En los días finales de la guerra, el 14 de agosto de 1945, en medio de la consternación por el primer bombardeo atómico de la historia, Hirohito anunciaba en la radio que Japón aceptaba las exigencias de la Conferencia de Potsdam y se rendía sin condiciones.
Hirohito había sido coronado en 1926. Asumió la jefatura del Imperio bajo el lema Showa, que significa paz y armonía. El resultado fue justo el contrario: las aventuras militares del país llevaron a una guerra que se saldó con más de tres millones de muertos y el fin del orgullo imperial. A la derrota militar, Hirohito sumó el fracaso personal como emperador responsable del destino de sus súbditos. Paradójicamente, aquel gesto político por el que él mismo asumía la derrota abrió el camino de la salvación de su imperial cabeza y le brindó una nueva oportunidad política.
Fue una oportunidad que procedía del general Douglas MacArthur. Los vencedores querían someterle, junto con los generales y algunos miembros de la familia imperial, a un consejo de guerra que con toda probabilidad le habría condenado a muerte. Pero, haciendo uso de su posición de fuerza, MacArthur convocó a Hirohito a una reunión en la embajada estadounidense en Tokio el 26 de septiembre de 1945. Lo hacía en calidad de jefe de las fuerzas de ocupación. Además de la humillación que suponía llevar al emperador a su terreno, MacArthur le recibió sin concesión especial al protocolo.
"MacArthur saludó al emperador a la entrada de la recepción, estrechando su mano y diciendo "Es usted muy, muy bienvenido, señor". Y el emperador se inclinaba y se inclinaba cada vez más hasta que MacArthur se encontró a sí mismo estrechando su mano por encima de su cabeza. Sólo el emperador, MacArthur y el intérprete Okamura entraron en la recepción. Entonces la puerta se abrió y el teniente Gaetano Faillace tomó la famosa foto del emperador y MacArthur desde fuera de la habitación." El teniente sacó tres fotos; en una MacArthur sale con los ojos cerrados, en otra el emperador sale con la boca abierta. La tercera salió bien y fue publicada en la prensa dos días más tarde, con gran escándalo local. La imagen del emperador era sagrada, hasta el punto de que sus propios súbditos escucharon su voz por primera vez cuando dio su discurso de rendición por la radio, y el general ni siquiera se había puesto corbata para la ocasión. Ninguna de estos detalles preocupaba ya a Hirohito, que estaba resignado a sacrificarse para salvar lo que quedaba de su país. "Vengo hasta usted, general MacArthur, le dijo, para entregarme al poder que usted representa como responsable único de todas y cada una de las decisiones políticas y militares tomadas y ejecutadas por mi gente durante el transcurso de la guerra".
MacArthur intuyó que ejecutar al emperador no ayudaría a controlar la situación y a apaciguar el espíritu nacionalista tan arraigado con la figura del Emperador, sino que podía volver a enardecerlos. MacArthur sorprendió en la Casa Blanca con una propuesta para eximir a Hirohito de responsabilidades formando parte de los proyectos para la normalización del país.
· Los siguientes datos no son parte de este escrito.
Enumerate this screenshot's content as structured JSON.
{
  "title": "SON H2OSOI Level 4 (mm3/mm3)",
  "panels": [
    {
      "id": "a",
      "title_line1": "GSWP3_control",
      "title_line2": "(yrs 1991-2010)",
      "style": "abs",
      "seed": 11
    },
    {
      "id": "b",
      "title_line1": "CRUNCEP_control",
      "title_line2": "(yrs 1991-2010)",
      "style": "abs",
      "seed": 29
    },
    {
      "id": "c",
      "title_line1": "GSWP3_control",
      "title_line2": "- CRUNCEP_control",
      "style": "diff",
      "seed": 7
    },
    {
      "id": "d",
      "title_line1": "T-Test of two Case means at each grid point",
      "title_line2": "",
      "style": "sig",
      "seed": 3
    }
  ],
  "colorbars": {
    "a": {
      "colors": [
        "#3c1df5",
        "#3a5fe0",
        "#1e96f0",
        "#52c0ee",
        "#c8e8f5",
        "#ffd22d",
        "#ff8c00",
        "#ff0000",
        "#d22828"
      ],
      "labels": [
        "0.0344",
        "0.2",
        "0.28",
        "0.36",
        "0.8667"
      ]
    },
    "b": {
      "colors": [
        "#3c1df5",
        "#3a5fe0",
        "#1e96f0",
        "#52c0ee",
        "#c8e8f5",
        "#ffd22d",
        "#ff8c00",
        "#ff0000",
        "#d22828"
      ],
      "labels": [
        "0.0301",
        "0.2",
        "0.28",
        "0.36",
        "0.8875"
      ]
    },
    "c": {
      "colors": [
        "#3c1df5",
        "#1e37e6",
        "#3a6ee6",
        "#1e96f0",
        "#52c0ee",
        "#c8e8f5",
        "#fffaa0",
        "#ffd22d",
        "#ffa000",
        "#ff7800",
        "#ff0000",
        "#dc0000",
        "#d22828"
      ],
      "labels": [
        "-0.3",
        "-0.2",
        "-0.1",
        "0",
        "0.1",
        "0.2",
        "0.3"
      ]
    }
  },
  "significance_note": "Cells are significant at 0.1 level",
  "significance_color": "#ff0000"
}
Su plan consistía en dejarle al margen de los procesos judiciales, mantenerle en el poder e incorporarle al proceso de transformación de las estructuras políticas que MacArthur consideraba necesarias para colocar a Japón en la órbita de las potencias democráticas. Eso sí, eliminando toda posibilidad de que el país recuperase su capacidad militar. El presidente Truman, tras sopesar pros y contras, dio el visto bueno a la propuesta de MacArthur.
Fue el propio general quien comunicó al emperador, a través de su interlocutor, el almirante Mitsumasa, que no era necesario que abdicase. E inmediatamente la burocracia de los ocupantes empezó a trabajar en una adecuación del proceso de guerra para que tanto Hirohito como algunos miembros de la familia real también implicados quedasen exonerados, no solo de responsabilidades, sino también de sospechas.
Sin embargo no fue un perdón gratuito. Las fuerzas militares japonesas fueron desmanteladas y sus líderes desterrados de la vida pública para siempre. Los monopolios que habían alimentado el esfuerzo bélico fueron despojados de todos sus bienes. Pero las dos medidas más significativas fueron puramente simbólicas y poéticamente gemelas.
La primera tuvo lugar el día de año nuevo de 1946, cuando el emperador fue obligado a renunciar públicamente a la divinidad. "Los lazos que nos unen han estado siempre sustentados por la confianza y el afecto mutuo, dijo en su comunicado. No dependen de las leyendas y los mitos. Ya no están basados en la falsa idea de que el Emperador es divino y que los japoneses son superiores a otras razas y destinados a dominar el mundo".
La segunda fue el artículo 9 de la nueva Constitución, donde "el pueblo japonés renuncia para siempre a la guerra como nación soberana y al uso de amenazas como medio para resolver disputas internacionales" y el emperador sólo es "un símbolo del Estado y de la unidad del pueblo". El 22 de febrero, Hirohito la declaró oficial.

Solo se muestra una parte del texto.